Monday, Feb. 25, 1924

Separatists Go

For months the question of whether the Lower Palatinate* should be made an autonomous State has plagued the world.

With the undoubted connivance of the French, the Separatists (those who favor an entirely independent State) have been in control of the whole area since last November and much blood has been shed. At one time the whole affair seriously threatened Anglo-French relations, but, despite British investigations, the Separatists remained.

During the past week the workers of Pirmasens, a little manufacturing town, rose in the night and, armed with hatchets, scythes, guns, cudgels, etc., they took terrible vengeance upon the Separatists who had been terrorizing them for months. Twenty-two were killed and more than 40 were wounded.

At Zweibruecken the Separatists were driven from the town by the infuriated populace.

At Kaiserslautern a desperate fight took place between loyal Germans and the Separatists. The casualties were conservatively estimated at two killed, ten wounded. The fight was eventually stopped by French Moroccan troops who fired upon the populace.
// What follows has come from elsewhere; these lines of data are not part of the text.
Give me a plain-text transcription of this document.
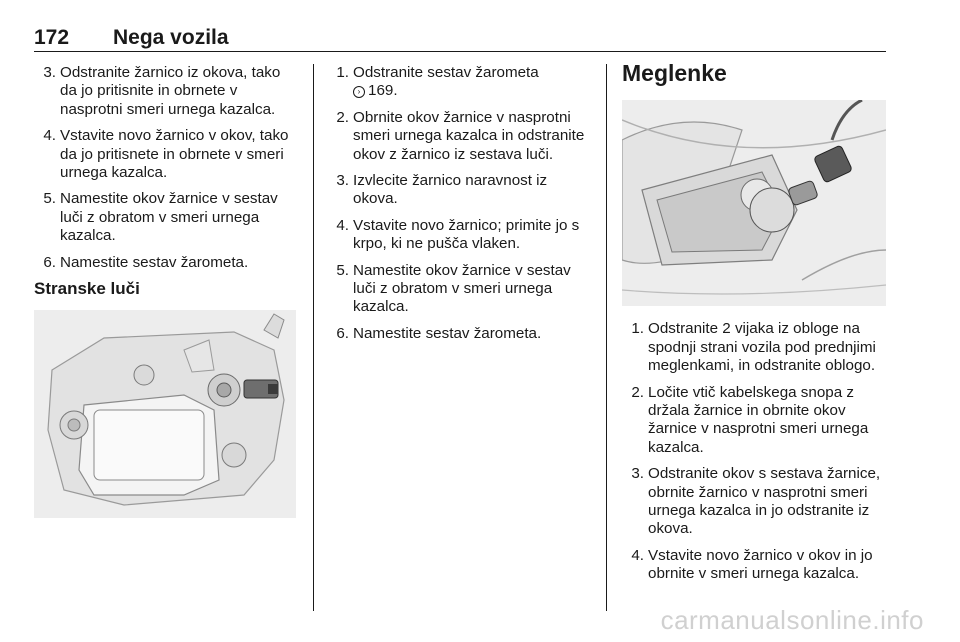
172 Nega vozila
3. Odstranite žarnico iz okova, tako da jo pritisnite in obrnete v nasprotni smeri urnega kazalca.
4. Vstavite novo žarnico v okov, tako da jo pritisnete in obrnete v smeri urnega kazalca.
5. Namestite okov žarnice v sestav luči z obratom v smeri urnega kazalca.
6. Namestite sestav žarometa.
Stranske luči
1. Odstranite sestav žarometa
› 169.
2. Obrnite okov žarnice v nasprotni smeri urnega kazalca in odstranite okov z žarnico iz sestava luči.
3. Izvlecite žarnico naravnost iz okova.
4. Vstavite novo žarnico; primite jo s krpo, ki ne pušča vlaken.
5. Namestite okov žarnice v sestav luči z obratom v smeri urnega kazalca.
6. Namestite sestav žarometa.
Meglenke
1. Odstranite 2 vijaka iz obloge na spodnji strani vozila pod prednjimi meglenkami, in odstranite oblogo.
2. Ločite vtič kabelskega snopa z držala žarnice in obrnite okov žarnice v nasprotni smeri urnega kazalca.
3. Odstranite okov s sestava žarnice, obrnite žarnico v nasprotni smeri urnega kazalca in jo odstranite iz okova.
4. Vstavite novo žarnico v okov in jo obrnite v smeri urnega kazalca.
carmanualsonline.info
Three days after the "Pirmasens affair" the green-white-red flag of the Separatists was hauled down by order of the Allies amid the indescribable joy and relief of the people, and the government of the area was placed in the hands of a Palatinate Kreistag Commitee. Great Britain, who, through ex-Foreign Minister Lord Curzon, was the first Nation to protest energetically against the Separatist activities, and who caused an Interallied Special Com-mission to be formed to study the Separatist question, was hailed by the Palatinate populace as their saviour.

In a proclamation issued by the President of the Kreistag Committee, it was stated that the Committee 'did not in any way consider itself a Government set up by the Allies, but as an intermediary between the Allies on the one hand and the population of the occupied Palatinate, Bavaria and the Reich on the other. It was specifically stated that this provisional regime would last until peace and order had been restored and until all the administrative machinery had been started. A warning was issued to the people to keep the peace and to refrain from reprisals against the Separatists under severe penalties.

*The Lower Palatinate was part of an electorate of the Holy Roman Empire. As now known, it is a province of Bavaria.